React in 2026 is significantly different from React in 2020. Server Components, Suspense for data fetching, concurrent rendering, and useTransition have changed how applications are structured. Senior frontend interviews probe whether you understand these new patterns and when to use them.
The hooks foundation (still essential)
useState— local stateuseEffect— side effects after renderuseRef— mutable ref + DOM refuseMemo/useCallback— referential stability and memoizationuseContext— read contextuseReducer— complex local state
Common bugs:
- Stale closures in useEffect (missing deps array entries)
- Recreating functions on every render breaking memoization
- Using useEffect for derived state when computed inline would do
Concurrent React
React 18+ introduced concurrent rendering. The renderer can interrupt itself and prioritize urgent updates.
useTransition
Mark a state update as non-urgent. The renderer can pause it if more important work arrives.
const [isPending, startTransition] = useTransition();
const handleSearch = (query) => {
startTransition(() => {
setSearchResults(filterResults(query));
});
};
Use case: filtering a large list while user keeps typing.
useDeferredValue
Returns a “previous value” version of a value that lags behind the urgent value. Lets the urgent UI (input) stay responsive while the deferred UI (results) catches up.
Suspense for data fetching
The component “suspends” by throwing a promise. The closest Suspense boundary catches it and renders a fallback. When the promise resolves, the component renders.
Libraries: React Query, Relay, and Next.js have Suspense-compatible data fetching. Manual fetching also possible via experimental use() hook.
Server Components (RSC)
Components that run on the server and stream their HTML to the client. Benefits:
- Zero JavaScript for the component itself in the client bundle
- Direct database access from the component
- Smaller client bundles
- Better performance for content-heavy sites
Tradeoffs:
- Cannot use state, effects, or browser APIs
- Cannot have event handlers
- Mental model shift — you think about what runs where
Mainstream via Next.js App Router as of 2024. Other frameworks (Remix, future Tanstack Start) are following.
Client Components (the “use client” boundary)
Components that need state, effects, or interactivity. Marked with "use client" at the top of the file. Bundled to the client.
The boundary between server and client matters. Best practice: keep client components small and leaf-like; render most content server-side.
Streaming and progressive rendering
With Server Components + Suspense, parts of the page can stream to the client before others are ready. The user sees content faster, even on slow APIs.
State management in 2026
The ecosystem has consolidated:
- Server state: React Query / TanStack Query, SWR, Apollo. Caches, retries, mutations, optimistic updates.

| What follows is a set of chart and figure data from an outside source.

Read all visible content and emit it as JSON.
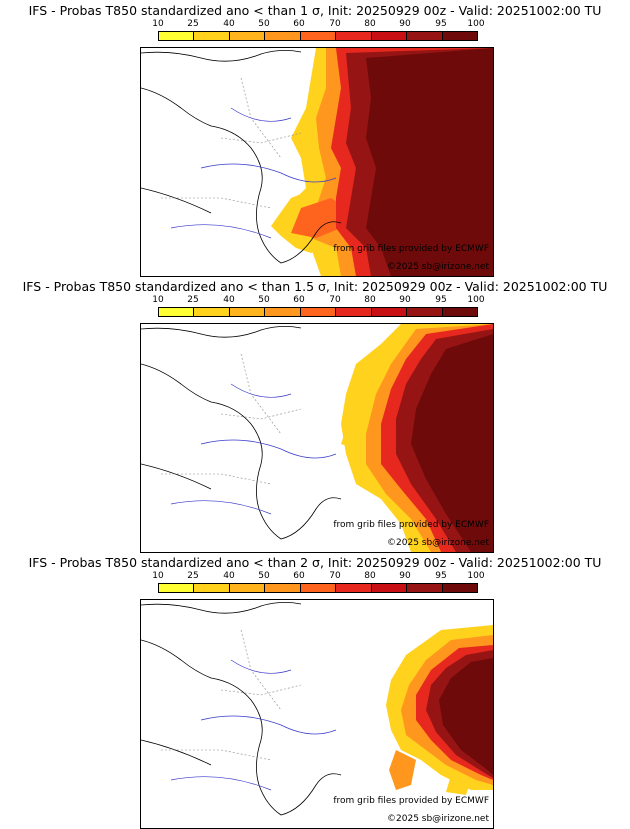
{
  "scale": {
    "labels": [
      "10",
      "25",
      "40",
      "50",
      "60",
      "70",
      "80",
      "90",
      "95",
      "100"
    ],
    "colors": [
      "#ffff33",
      "#ffd21e",
      "#ffb41e",
      "#ff961e",
      "#ff641e",
      "#e6281e",
      "#c80f14",
      "#961414",
      "#6e0a0a"
    ]
  },
  "credits": {
    "source": "from grib files provided by ECMWF",
    "copyright": "©2025 sb@irizone.net"
  },
  "panels": [
    {
      "title": "IFS - Probas T850  standardized ano < than 1 σ, Init: 20250929 00z - Valid: 20251002:00 TU"
    },
    {
      "title": "IFS - Probas T850  standardized ano < than 1.5 σ, Init: 20250929 00z - Valid: 20251002:00 TU"
    },
    {
      "title": "IFS - Probas T850  standardized ano < than 2 σ, Init: 20250929 00z - Valid: 20251002:00 TU"
    }
  ]
}
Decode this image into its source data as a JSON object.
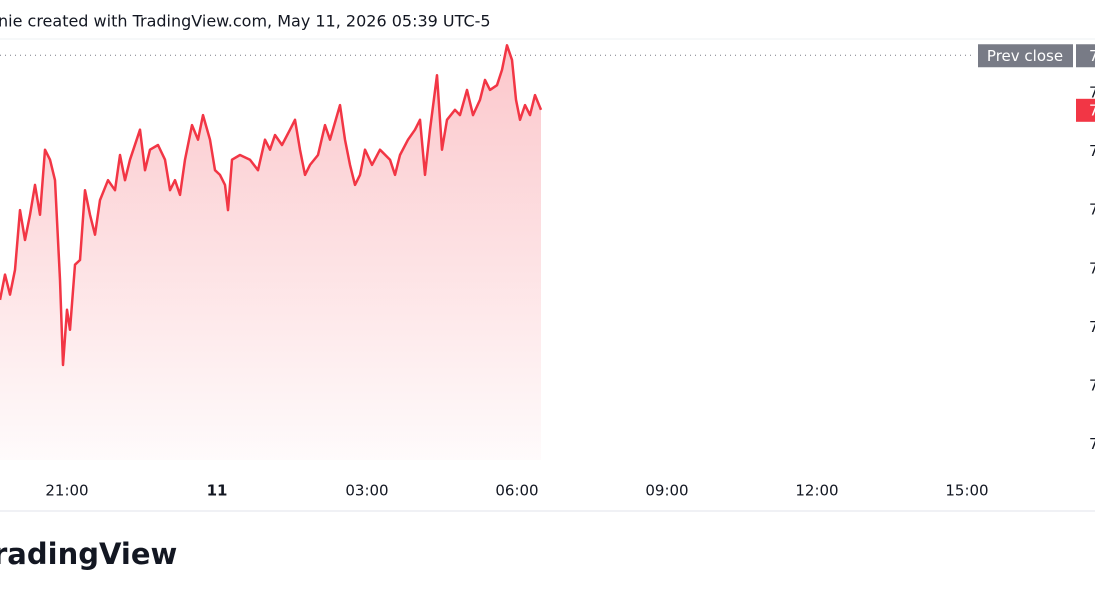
{
  "chart_data": {
    "type": "line",
    "header": "nie created with TradingView.com, May 11, 2026 05:39 UTC-5",
    "logo": "radingView",
    "x": [
      -4.34,
      -4.24,
      -4.14,
      -4.04,
      -3.94,
      -3.84,
      -3.74,
      -3.64,
      -3.54,
      -3.44,
      -3.34,
      -3.24,
      -3.14,
      -3.08,
      -3,
      -2.94,
      -2.84,
      -2.74,
      -2.64,
      -2.54,
      -2.44,
      -2.34,
      -2.18,
      -2.04,
      -1.94,
      -1.84,
      -1.74,
      -1.54,
      -1.44,
      -1.34,
      -1.18,
      -1.04,
      -0.94,
      -0.84,
      -0.74,
      -0.64,
      -0.5,
      -0.38,
      -0.28,
      -0.14,
      -0.04,
      0.06,
      0.16,
      0.22,
      0.3,
      0.46,
      0.66,
      0.82,
      0.96,
      1.06,
      1.16,
      1.3,
      1.46,
      1.56,
      1.66,
      1.76,
      1.86,
      2.02,
      2.16,
      2.26,
      2.46,
      2.56,
      2.66,
      2.76,
      2.86,
      2.96,
      3.1,
      3.26,
      3.46,
      3.56,
      3.66,
      3.82,
      3.96,
      4.06,
      4.16,
      4.26,
      4.4,
      4.5,
      4.6,
      4.76,
      4.86,
      5,
      5.12,
      5.26,
      5.36,
      5.46,
      5.6,
      5.7,
      5.8,
      5.9,
      5.98,
      6.06,
      6.16,
      6.26,
      6.36,
      6.48
    ],
    "series": [
      {
        "color": "#f23645",
        "values": [
          2.47,
          2.9,
          2.56,
          2.98,
          4,
          3.49,
          3.92,
          4.43,
          3.92,
          5.03,
          4.86,
          4.51,
          2.81,
          1.36,
          2.3,
          1.96,
          3.07,
          3.15,
          4.34,
          3.92,
          3.58,
          4.17,
          4.51,
          4.34,
          4.94,
          4.51,
          4.86,
          5.37,
          4.68,
          5.03,
          5.11,
          4.86,
          4.34,
          4.51,
          4.26,
          4.86,
          5.45,
          5.2,
          5.62,
          5.2,
          4.68,
          4.6,
          4.43,
          4,
          4.86,
          4.94,
          4.86,
          4.68,
          5.2,
          5.03,
          5.28,
          5.11,
          5.37,
          5.54,
          5.03,
          4.6,
          4.77,
          4.94,
          5.45,
          5.2,
          5.79,
          5.2,
          4.77,
          4.43,
          4.6,
          5.03,
          4.77,
          5.03,
          4.86,
          4.6,
          4.94,
          5.2,
          5.37,
          5.54,
          4.6,
          5.37,
          6.3,
          5.03,
          5.54,
          5.71,
          5.62,
          6.05,
          5.62,
          5.88,
          6.22,
          6.05,
          6.13,
          6.39,
          6.81,
          6.56,
          5.88,
          5.54,
          5.79,
          5.62,
          5.96,
          5.71
        ]
      }
    ],
    "xlim": [
      -4.34,
      17.16
    ],
    "xticks": [
      {
        "value": -3,
        "label": "21:00"
      },
      {
        "value": 0,
        "label": "11"
      },
      {
        "value": 3,
        "label": "03:00"
      },
      {
        "value": 6,
        "label": "06:00"
      },
      {
        "value": 9,
        "label": "09:00"
      },
      {
        "value": 12,
        "label": "12:00"
      },
      {
        "value": 15,
        "label": "15:00"
      }
    ],
    "ylim": [
      -0.26,
      6.9
    ],
    "yticks": [
      {
        "value": 6,
        "label": "7"
      },
      {
        "value": 5,
        "label": "7"
      },
      {
        "value": 4,
        "label": "7"
      },
      {
        "value": 3,
        "label": "7"
      },
      {
        "value": 2,
        "label": "7"
      },
      {
        "value": 1,
        "label": "7"
      },
      {
        "value": 0,
        "label": "7"
      }
    ],
    "prev_close": {
      "value": 6.64,
      "label": "Prev close",
      "price_label": "7"
    },
    "last_price": {
      "value": 5.71,
      "label": "7"
    }
  }
}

- Client state: Zustand (small apps), Redux Toolkit (large apps), Jotai (atomic, fine-grained).
- URL state: Next.js App Router primitives, react-router, nuqs (typed query params).
- Form state: React Hook Form, Formik, native form actions in RSC.
Common antipatterns
- useState + useEffect to fetch data — use a real data library
- useMemo on every value — adds overhead, often net-negative
- Context for everything — re-renders cascade; use Zustand or selectors
- useEffect to derive state from props — compute inline instead
Frequently Asked Questions
Should I use Server Components for everything?
Use them as the default. Drop into Client Components only when interactivity, state, or browser APIs are needed. Keep client boundaries small.
Is Redux still relevant?
Redux Toolkit is excellent for large applications with complex shared state. For most new apps, Zustand or Jotai is simpler. The “default Redux for everything” era is over.
What is the difference between useTransition and useDeferredValue?
useTransition wraps a state setter; useDeferredValue wraps a value. Functionally similar; use whichever fits the call site.